Which brings us nicely to education and its importance to Joe. A little over 12 years ago, he and his brother Leo established the ChangAi Foundation to build schools for children from the mainly Dai and Kachin minorities in rural southwest Yunnan and to provide training to their teachers and microloans to their parents. He is also a co-founder of the Oxford Thai Foundation, a non-political entity that gives grants to Thai Oxbridge graduates wanting to make positive changes in the country through better public policymaking and the way those policies are administered. It is these initiatives that saw Joe invested with an MBE for services to educational development by Her Majesty Queen Elizabeth earlier this year.
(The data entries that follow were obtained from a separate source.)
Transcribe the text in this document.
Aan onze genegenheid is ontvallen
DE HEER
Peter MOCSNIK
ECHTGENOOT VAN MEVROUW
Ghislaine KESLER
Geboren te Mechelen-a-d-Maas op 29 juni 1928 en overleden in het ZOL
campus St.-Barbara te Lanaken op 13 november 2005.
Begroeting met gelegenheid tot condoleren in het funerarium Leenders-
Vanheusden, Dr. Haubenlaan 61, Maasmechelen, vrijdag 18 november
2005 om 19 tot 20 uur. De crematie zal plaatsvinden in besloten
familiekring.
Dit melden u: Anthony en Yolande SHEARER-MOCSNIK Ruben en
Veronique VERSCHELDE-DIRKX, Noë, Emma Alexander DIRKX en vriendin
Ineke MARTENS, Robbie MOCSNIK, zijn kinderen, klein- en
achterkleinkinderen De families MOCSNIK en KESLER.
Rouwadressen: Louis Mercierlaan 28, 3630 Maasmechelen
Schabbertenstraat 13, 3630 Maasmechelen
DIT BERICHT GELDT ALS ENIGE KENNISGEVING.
When he isn’t on his frequent travels, the multi-lingual businessman will probably be found at home in Bangkok teaching his sons—seven-year-old Paul and four-year-old Dan—to swim, or supporting wife Napawong Snidvongs with her family-centric community mall Bambini Villa. His other passion, one he says really helps him to switch off, is photography and tinkering with photographic equipment. To date, he has put his maths skills and enquiring mind to good use to design and 3D-print his own special light and lens attachments for one of his vintage cameras.